A big NACA duct for a nostril, maw hung low and turbo whistling softly, the Evo X drips menace. No Attention Assist needed here — this car is an eyeball magnet.
This is India’s first imported Evo, the Evo X, but is it as fun as the ones that came before it?
The Evo X has impressive Recaro seats with carbon-fibre trimmings and massively supportive sides. The driving position is fantastic, but the seat doesn’t adjust for height or reach.
This version comes with a six-speed, DSG-type, double-clutch gearbox and magnesium paddles attached to the steering column. The 2.0-litre motor fires with a soft blast from the twin rear exhausts, the dual silencers probably the only cosmetic bit on the car.
The aluminium motor under the aluminium hood is all-new and not an evolution of the famous 4G63 motor. The initial take-off is not very strong, and this is understandable as Mitsubishi is wringing 291 bhp out from a 1.9-litre motor with a turbo.
Nevertheless, the auto gearbox takes care of the lag and downshifts when you put your foot down, the Evo exploding forward after only a bit of a wait. But this car isn’t about low-end pulling power; it’s all about the performance delivered with the turbo on song, shovelling masses of boosted air into the engine.
Drive it hard, in the part of the powerband, and the Evo lives up to the hype. Above 3000 rpm the lag evaporates, and power delivery is linear and strong. The tug from the four-wheel-drive system pins you to your seat, and the motor loves to spin.
There’s no let-up in power as the twin-clutch gearbox has already pre-selected the next gear, the tachometer flicking back momentarily before you’re slammed in the thick of it again.
The best part of the powerband is 4000 to 6500 rpm, where the Evo feels fast enough to hang onto the tail of a supercar. Sixty to 120 kph takes 5.4 seconds and the X accelerates just as hard up to 180 kph and beyond.
But the new motor lacks the spike in turbo boost present on the earlier car, and also some of the earlier Evo’s tuned feel. This car also doesn’t like doing standing starts. The SST gearbox seems reluctant to allow the motor to spin hard before you dump the clutch and that means you don’t take off swiftly.

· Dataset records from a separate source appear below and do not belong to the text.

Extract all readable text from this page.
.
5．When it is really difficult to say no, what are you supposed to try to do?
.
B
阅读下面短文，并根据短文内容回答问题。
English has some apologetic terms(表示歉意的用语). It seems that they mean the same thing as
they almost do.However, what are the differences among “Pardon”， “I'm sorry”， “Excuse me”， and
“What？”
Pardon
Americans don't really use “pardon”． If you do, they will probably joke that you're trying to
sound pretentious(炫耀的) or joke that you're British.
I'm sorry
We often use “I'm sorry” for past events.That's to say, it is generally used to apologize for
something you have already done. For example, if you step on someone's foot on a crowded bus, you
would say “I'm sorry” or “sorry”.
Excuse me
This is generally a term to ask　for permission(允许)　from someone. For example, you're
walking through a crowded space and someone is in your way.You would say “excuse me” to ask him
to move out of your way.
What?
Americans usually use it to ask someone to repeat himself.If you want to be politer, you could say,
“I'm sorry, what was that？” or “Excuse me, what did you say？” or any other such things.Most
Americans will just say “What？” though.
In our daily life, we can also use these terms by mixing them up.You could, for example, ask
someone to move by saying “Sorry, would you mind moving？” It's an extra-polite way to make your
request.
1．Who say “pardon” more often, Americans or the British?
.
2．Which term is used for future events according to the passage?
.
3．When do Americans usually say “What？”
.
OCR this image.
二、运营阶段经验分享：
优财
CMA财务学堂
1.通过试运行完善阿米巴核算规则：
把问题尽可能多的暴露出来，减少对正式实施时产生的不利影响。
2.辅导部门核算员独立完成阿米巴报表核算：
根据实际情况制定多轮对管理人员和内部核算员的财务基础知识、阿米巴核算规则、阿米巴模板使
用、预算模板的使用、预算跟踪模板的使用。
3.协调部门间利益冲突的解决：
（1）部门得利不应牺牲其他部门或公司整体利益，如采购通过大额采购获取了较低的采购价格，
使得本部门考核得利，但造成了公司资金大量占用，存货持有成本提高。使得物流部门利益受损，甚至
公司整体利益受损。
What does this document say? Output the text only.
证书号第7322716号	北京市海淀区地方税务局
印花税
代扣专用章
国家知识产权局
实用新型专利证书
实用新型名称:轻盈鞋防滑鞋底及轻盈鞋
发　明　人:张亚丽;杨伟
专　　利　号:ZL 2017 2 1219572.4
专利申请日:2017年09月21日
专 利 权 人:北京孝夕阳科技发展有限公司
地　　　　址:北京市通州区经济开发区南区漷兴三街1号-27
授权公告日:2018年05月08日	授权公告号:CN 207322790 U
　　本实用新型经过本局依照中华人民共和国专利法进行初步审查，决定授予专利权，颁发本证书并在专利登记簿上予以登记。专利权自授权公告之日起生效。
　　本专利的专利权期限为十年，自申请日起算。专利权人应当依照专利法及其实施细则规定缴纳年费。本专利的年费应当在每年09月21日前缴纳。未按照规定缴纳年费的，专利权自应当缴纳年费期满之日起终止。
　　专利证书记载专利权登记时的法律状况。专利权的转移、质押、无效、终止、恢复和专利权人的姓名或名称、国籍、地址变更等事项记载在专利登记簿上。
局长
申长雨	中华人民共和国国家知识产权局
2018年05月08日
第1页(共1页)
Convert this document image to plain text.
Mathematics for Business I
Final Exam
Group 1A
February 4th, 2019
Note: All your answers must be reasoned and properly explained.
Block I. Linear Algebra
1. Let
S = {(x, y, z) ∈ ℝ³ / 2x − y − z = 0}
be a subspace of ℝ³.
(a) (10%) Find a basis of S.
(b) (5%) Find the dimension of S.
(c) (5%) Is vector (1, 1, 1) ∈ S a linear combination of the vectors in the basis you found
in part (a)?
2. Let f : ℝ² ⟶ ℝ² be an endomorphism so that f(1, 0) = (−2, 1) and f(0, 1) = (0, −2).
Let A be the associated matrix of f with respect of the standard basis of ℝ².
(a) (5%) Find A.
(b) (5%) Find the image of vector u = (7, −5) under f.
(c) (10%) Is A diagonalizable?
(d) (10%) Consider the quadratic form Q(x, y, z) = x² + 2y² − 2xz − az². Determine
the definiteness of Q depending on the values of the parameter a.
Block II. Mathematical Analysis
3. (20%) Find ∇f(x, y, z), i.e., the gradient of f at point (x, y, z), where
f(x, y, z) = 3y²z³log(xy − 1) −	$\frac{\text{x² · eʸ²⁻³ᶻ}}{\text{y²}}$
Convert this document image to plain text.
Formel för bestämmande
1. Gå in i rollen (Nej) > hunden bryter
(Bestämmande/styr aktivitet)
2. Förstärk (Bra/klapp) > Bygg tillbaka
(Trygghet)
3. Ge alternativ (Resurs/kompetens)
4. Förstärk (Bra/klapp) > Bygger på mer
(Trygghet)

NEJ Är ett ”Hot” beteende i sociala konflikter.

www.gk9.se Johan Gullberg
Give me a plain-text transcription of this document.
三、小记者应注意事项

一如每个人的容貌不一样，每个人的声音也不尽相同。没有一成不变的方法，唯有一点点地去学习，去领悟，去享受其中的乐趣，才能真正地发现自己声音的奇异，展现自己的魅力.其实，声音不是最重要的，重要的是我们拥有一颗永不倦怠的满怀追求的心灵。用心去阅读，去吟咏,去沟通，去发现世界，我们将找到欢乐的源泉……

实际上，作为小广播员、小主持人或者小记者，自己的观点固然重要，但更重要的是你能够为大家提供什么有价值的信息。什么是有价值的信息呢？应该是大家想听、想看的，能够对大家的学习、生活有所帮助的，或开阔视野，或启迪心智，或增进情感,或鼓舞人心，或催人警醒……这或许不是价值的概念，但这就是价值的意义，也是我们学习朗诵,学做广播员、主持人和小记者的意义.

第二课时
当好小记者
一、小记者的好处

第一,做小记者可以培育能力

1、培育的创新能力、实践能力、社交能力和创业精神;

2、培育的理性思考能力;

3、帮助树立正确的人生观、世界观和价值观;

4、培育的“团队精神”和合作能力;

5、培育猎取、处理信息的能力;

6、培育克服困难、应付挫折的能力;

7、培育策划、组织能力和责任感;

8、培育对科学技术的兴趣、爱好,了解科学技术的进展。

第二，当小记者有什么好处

Even with all systems switched off, we couldn’t better a zero to 100 kph time of 6.6 seconds. Part of the problem is that we couldn’t test the car on 97 octane and were forced to run on regular 91 octane.
First impressions are of effortless pace and grip. There is little body roll and the X feels composed despite the cornering speeds and howl from the tyres. It’s very enjoyable, and has an accurate, weighted steering.
Push harder, brake later, carry more speed into corners and get on the gas earlier, and that’s when the Evo shines. And it’s only then that the strong brakes, fantastic turn-in, incredible poise and great feedback make going a real treat.
The Evo feels more capable on everyday streets. Performance is devastating even at 80 per cent, the chassis is confidence-inspiring and you seem to want to extract more performance.
With a bit of care, you can take it over bad roads, the 140 mm of clearance and stiff springs of great help. There’s good rear seat space and even some amount of boot space.